Mostly financial services (banking/benefits/pensions/etc) for older customers in rural areas, I'd argue. There was a big to-do a few years back about how people could use the Post Office as a bank if all their local branches closed; now that's going away. I am not convinced by Cavey's "they can use the internet" for older customers, which smacks of "let them eat cake" condescension to me. Two thirds of our population owns a smartphone. That's an awful lot of people who don't.

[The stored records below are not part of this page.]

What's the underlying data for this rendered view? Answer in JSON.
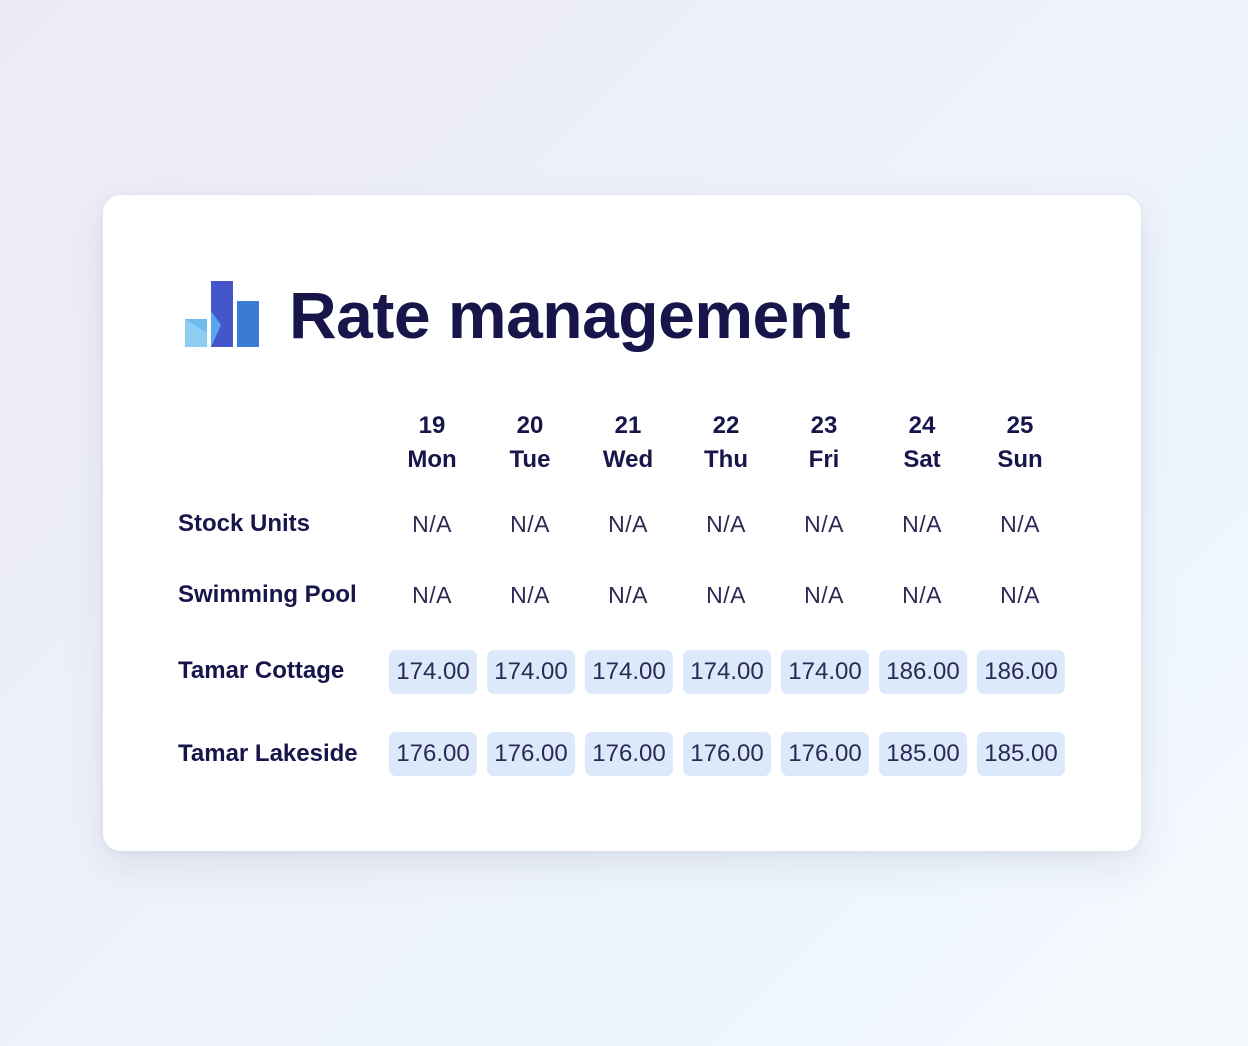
{
  "title": "Rate management",
  "logo_icon": "bar-chart-logo-icon",
  "colors": {
    "title": "#17154a",
    "rate_cell_bg": "#dce9fb",
    "logo_dark": "#4456c9",
    "logo_mid": "#3b7bd6",
    "logo_light": "#6fbdf0"
  },
  "days": [
    {
      "date": "19",
      "weekday": "Mon"
    },
    {
      "date": "20",
      "weekday": "Tue"
    },
    {
      "date": "21",
      "weekday": "Wed"
    },
    {
      "date": "22",
      "weekday": "Thu"
    },
    {
      "date": "23",
      "weekday": "Fri"
    },
    {
      "date": "24",
      "weekday": "Sat"
    },
    {
      "date": "25",
      "weekday": "Sun"
    }
  ],
  "rows": [
    {
      "label": "Stock Units",
      "type": "na",
      "values": [
        "N/A",
        "N/A",
        "N/A",
        "N/A",
        "N/A",
        "N/A",
        "N/A"
      ]
    },
    {
      "label": "Swimming Pool",
      "type": "na",
      "values": [
        "N/A",
        "N/A",
        "N/A",
        "N/A",
        "N/A",
        "N/A",
        "N/A"
      ]
    },
    {
      "label": "Tamar Cottage",
      "type": "rate",
      "values": [
        "174.00",
        "174.00",
        "174.00",
        "174.00",
        "174.00",
        "186.00",
        "186.00"
      ]
    },
    {
      "label": "Tamar Lakeside",
      "type": "rate",
      "values": [
        "176.00",
        "176.00",
        "176.00",
        "176.00",
        "176.00",
        "185.00",
        "185.00"
      ]
    }
  ]
}
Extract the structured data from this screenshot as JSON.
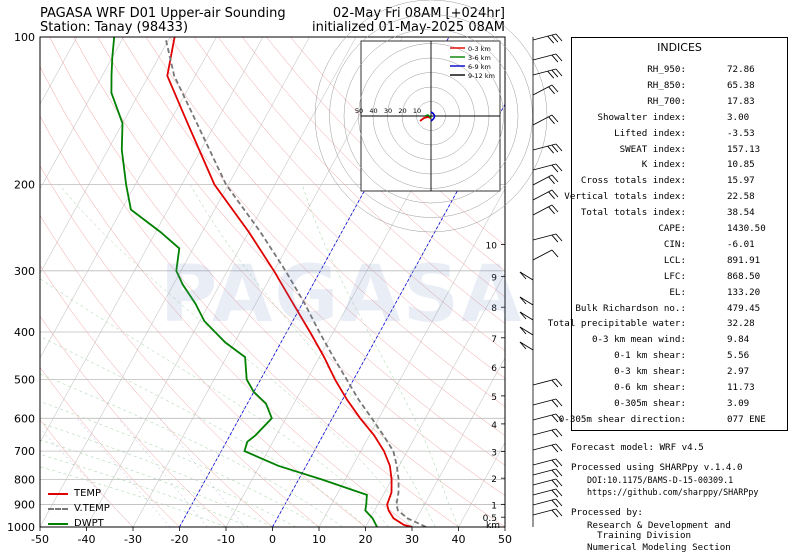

There's a nice Commons briefing paper here:
http://researchbriefings.files.parliame ... N00385.pdf. Notable that the banks are not closing branches because they aren't used, they're closing branches that are being used because they aren't profitable. So there is demand.
Cavey wrote:
It's interesting to note, is it not, the knee-jerk reaction of some in terms of the 'we must save our Post Offices' but when actually asked what specific services they're referring to, they can't really answer, just some stuff about sending parcels at 10:30pm, which isn't even accurate AFAIK (notwithstanding why this should even be so invaluable and worth saving over, say, building 50-odd new schools every couple of years or so). Clearly, it's pseudo-politics-by-meme.
I cannot imagine why, after 261 pages in this thread of you not listening to anything except your own pre-existing political ideology, that people might have lost interest in engaging with your arguments. Quite astonishing.